Orman, saçlarınızın nasıl göründüğüyle ilgilenmez. Dağlar, makamınızdan etkilenmez. Nehirler, sosyal medyadaki takipçi sayınızı, maaşınızı ya da popülerliğinizi umursamadan akmaya devam eder. Doğa olduğu gibidir, sizi de olduğunuz gibi kabul eder.
Günlerimiz uyurgezerlikle geçiyor, duygularımız uyuşmuş, küçük kozalarımızda yaşıyoruz, ünlülere kendimizden daha fazla ilgi gösteriyoruz, kendi zengin potansiyelimizle hayatlarımızı keşfetmek yerine reklamlara ve sosyal medyaya kapılıyoruz.
Hayranlıkla takip ettiğimiz insanlar, yetersizlik hissimizi tetikler. Bunun nedeni genellikle onları gerçekçi olmayan bir mükemmellik idealiyle yüceltmemizdir.

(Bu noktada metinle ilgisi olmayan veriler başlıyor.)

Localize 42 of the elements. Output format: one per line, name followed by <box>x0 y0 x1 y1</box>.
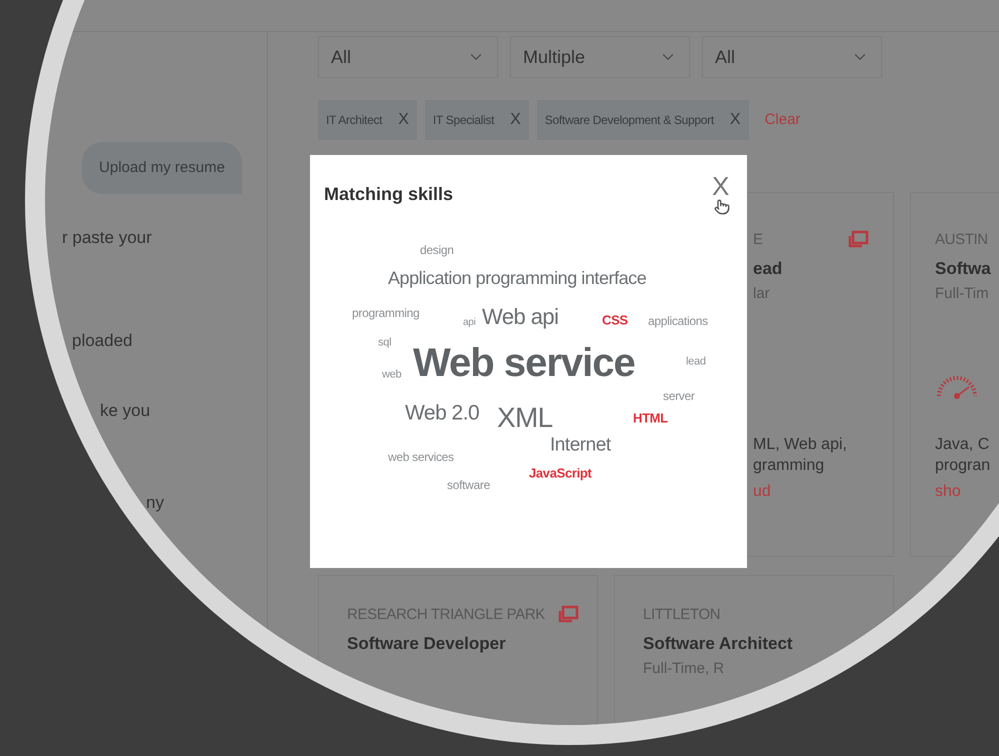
job-title: ead <box>753 258 784 280</box>
intro-text: r paste your <box>62 227 152 249</box>
cloud-word: XML <box>497 404 552 432</box>
cloud-word: lead <box>686 356 706 368</box>
tag-remove-button[interactable]: X <box>510 108 521 132</box>
job-title: Software Architect <box>643 632 794 654</box>
tag-label: IT Architect <box>326 112 382 129</box>
upload-resume-button[interactable]: Upload my resume <box>82 142 242 194</box>
cloud-word: software <box>447 479 490 491</box>
job-title: Software Developer <box>347 632 507 654</box>
tag-label: IT Specialist <box>432 112 494 129</box>
skill-list: gramming <box>753 454 869 476</box>
cloud-word: programming <box>352 307 420 319</box>
cloud-word: applications <box>648 315 708 327</box>
dialog-title: Matching skills <box>324 183 454 206</box>
job-title: Softwa <box>935 258 992 280</box>
cloud-word: api <box>463 318 476 328</box>
cloud-word: Web 2.0 <box>405 402 480 424</box>
filter-select[interactable]: All <box>702 36 882 78</box>
cloud-word: web <box>382 370 402 380</box>
intro-text: ploaded <box>72 330 133 352</box>
intro-text: ny <box>146 492 164 514</box>
cloud-word: web services <box>388 451 454 463</box>
skill-list: ML, Web api, <box>753 434 869 454</box>
tag-remove-button[interactable]: X <box>730 108 741 132</box>
tag-remove-button[interactable]: X <box>398 108 409 132</box>
intro-text: ke you <box>100 400 150 422</box>
windows-icon[interactable] <box>556 605 579 626</box>
skill-list: progran <box>935 454 999 476</box>
cloud-word: sql <box>378 338 392 348</box>
cloud-word: HTML <box>633 412 668 424</box>
cloud-word: JavaScript <box>529 466 592 480</box>
cloud-word: design <box>420 244 454 256</box>
cloud-word: server <box>663 390 695 402</box>
cloud-word: Web api <box>482 306 558 328</box>
tag-label: Software Development & Support <box>544 112 714 129</box>
skill-list: Java, C <box>935 434 999 454</box>
filter-select[interactable]: All <box>318 36 498 78</box>
cloud-word: Internet <box>550 436 611 454</box>
filter-select[interactable]: Multiple <box>510 36 690 78</box>
hand-cursor-icon <box>714 199 730 215</box>
windows-icon[interactable] <box>847 230 869 250</box>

"Elinde olmayanı dert etmekle enerjini boşa harcama. O yol seni perişanlığa ve sefilliğe götürür. Bunun yerine hayatında zaten var olan iyiliklere odaklan ve her ne yapıyorsan elinden gelenin en iyisini yap. Bunu yapmanın getirdiği tatminde neşe vardır."